Notice that when we sample we get a (3,2) matrix, since the 3 is our sample size and 2 is the batch size. Despite the result having the same shape as the multivariate case, there is an important distinction between the two. The multivariate case is a two-dimensional random variable, while the normal distribution is a batch of two distributions of a single random variable, i.e. we create two random variables normally distributed.

In [11]:
# Computing log probs for the mv normal

mv_normal.log_prob([-0.2, 1.8])

<tf.Tensor: shape=(), dtype=float32, numpy=-2.9388978>

In [13]:
# Computing log probs for the batched normal

batched_normal.log_prob([-0.2, 1.8])

<tf.Tensor: shape=(2,), dtype=float32, numpy=array([-1.2389386, -1.699959 ], dtype=float32)>

For the mv normal when we pass a two dimensional array for the log prob method, this array represents a single realization of the two-dimensional random variable and correspondly the tensor that is returned contains a single log prob value.

On the other hand, in the case of the batched normal distribution, the input array represents a value for each of the random variables for the two normal distributions in the batch.
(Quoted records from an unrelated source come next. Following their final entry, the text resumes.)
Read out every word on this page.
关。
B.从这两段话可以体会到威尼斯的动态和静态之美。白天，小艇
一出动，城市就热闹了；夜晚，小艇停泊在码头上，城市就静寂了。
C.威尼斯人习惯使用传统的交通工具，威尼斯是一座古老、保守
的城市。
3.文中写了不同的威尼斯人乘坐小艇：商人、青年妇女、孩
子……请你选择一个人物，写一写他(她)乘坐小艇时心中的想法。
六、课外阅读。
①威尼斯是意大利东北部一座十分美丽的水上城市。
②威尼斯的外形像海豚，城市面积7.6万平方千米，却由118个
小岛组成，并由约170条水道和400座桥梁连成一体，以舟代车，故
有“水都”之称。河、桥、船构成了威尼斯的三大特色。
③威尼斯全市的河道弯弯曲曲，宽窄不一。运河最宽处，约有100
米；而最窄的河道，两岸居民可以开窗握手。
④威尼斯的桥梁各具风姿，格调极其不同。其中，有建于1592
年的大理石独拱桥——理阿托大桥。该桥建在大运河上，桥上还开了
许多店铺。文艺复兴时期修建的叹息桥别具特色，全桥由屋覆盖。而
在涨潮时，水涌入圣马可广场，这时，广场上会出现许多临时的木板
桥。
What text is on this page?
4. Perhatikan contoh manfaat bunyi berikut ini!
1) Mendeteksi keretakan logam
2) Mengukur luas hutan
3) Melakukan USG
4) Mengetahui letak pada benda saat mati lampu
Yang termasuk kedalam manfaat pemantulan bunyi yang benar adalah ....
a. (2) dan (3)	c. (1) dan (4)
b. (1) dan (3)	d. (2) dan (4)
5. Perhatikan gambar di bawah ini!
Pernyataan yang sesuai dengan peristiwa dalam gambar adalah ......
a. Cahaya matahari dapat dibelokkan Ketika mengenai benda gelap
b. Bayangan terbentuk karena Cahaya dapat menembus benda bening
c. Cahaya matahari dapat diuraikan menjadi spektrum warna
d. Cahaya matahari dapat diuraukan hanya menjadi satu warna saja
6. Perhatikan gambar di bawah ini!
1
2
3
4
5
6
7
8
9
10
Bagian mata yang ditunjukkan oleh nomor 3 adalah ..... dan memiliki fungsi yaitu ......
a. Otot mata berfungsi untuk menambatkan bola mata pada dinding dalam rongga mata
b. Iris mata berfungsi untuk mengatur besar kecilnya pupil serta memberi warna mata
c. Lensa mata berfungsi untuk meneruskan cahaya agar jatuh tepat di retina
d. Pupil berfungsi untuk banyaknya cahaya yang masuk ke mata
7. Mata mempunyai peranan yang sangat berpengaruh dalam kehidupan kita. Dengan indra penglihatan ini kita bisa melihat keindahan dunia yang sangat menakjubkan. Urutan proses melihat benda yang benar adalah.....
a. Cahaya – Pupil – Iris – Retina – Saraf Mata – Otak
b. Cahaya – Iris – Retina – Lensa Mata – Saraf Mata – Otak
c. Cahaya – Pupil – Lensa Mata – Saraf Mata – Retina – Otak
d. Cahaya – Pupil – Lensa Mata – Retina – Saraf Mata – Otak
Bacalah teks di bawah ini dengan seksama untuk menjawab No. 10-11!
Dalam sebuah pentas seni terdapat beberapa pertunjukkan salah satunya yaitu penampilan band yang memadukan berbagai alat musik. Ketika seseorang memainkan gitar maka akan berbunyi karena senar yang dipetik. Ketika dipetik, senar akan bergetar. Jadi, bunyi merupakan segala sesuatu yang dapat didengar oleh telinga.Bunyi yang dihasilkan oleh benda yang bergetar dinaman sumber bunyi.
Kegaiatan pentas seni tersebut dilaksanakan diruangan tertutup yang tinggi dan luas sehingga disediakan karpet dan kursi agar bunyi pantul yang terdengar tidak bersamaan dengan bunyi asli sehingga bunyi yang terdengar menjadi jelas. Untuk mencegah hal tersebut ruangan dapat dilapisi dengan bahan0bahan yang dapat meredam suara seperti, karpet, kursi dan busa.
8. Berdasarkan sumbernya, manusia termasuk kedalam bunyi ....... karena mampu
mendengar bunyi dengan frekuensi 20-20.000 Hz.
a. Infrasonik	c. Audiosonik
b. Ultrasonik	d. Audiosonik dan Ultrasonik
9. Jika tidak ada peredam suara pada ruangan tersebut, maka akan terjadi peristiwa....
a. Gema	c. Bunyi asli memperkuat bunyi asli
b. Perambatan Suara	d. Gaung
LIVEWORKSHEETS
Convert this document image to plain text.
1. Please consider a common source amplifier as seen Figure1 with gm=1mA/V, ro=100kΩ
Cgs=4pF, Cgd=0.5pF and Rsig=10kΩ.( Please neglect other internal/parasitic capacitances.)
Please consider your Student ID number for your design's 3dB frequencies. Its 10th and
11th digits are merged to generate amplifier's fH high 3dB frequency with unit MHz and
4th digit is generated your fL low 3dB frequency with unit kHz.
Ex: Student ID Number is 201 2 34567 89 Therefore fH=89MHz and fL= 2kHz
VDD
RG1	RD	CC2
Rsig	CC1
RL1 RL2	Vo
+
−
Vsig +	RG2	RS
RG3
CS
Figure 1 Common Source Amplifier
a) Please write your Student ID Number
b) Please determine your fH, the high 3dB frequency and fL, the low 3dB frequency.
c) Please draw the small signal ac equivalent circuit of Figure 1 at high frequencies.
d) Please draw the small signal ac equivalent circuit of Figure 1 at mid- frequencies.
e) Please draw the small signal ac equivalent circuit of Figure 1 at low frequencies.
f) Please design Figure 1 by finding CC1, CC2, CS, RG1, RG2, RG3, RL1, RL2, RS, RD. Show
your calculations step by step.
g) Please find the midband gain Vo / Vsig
The log probs for each of the two realizations are evaluated and returned as a length two tensor.

In this particular example, the two components of the  multivariate diagonal gaussian are independent, so the log_prob value for the mv normal is just the sum of the two returned values for the independent gaussian distributions defined on the batched_normal.

In [20]:
print('mv_normal: ')
print(mv_normal.log_prob([-0.2, 1.8]).numpy())

print('batched_normal: ')
print((batched_normal.log_prob([-0.2, 1.8])[0] + batched_normal.log_prob([-0.2, 1.8])[1]).numpy())

mv_normal: 
-2.9388978
batched_normal: 
-2.9388976


In [21]:
# Batched multivariate distribution

batched_mv_normal = tfd.MultivariateNormalDiag(loc=[[-1., 0.5],
                                                    [2., 0.],
                                                    [-0.5, 1.5]],
                                              scale_diag = [[1., 1.5],
                                                            [2., 0.5],
                                                            [1., 1.]])

In [22]:
print(batched_mv_normal)

tfp.distributions.MultivariateNormalDiag("MultivariateNormalDiag", batch_shape=[3], event_shape=[2], dtype=float32)


In [23]:
# Sample from these distributions

batched_mv_normal.sample(2)

<tf.Tensor: shape=(2, 3, 2), dtype=float32, numpy=
array([[[ 0.42425132, -1.1782391 ],
        [-0.09813643,  0.32067573],
        [ 0.17918658,  3.6430721 ]],

       [[-2.3836815 ,  2.0172658 ],
        [ 1.7220739 ,  0.5960695 ],
        [-1.6641382 ,  2.4435616 ]]], dtype=float32)>

It is a (2, 3, 2) tensor. The first 2 is the sample size, the 3 is the batch_shape and the last 2 is the event_size or the number of dimensions of the random variable.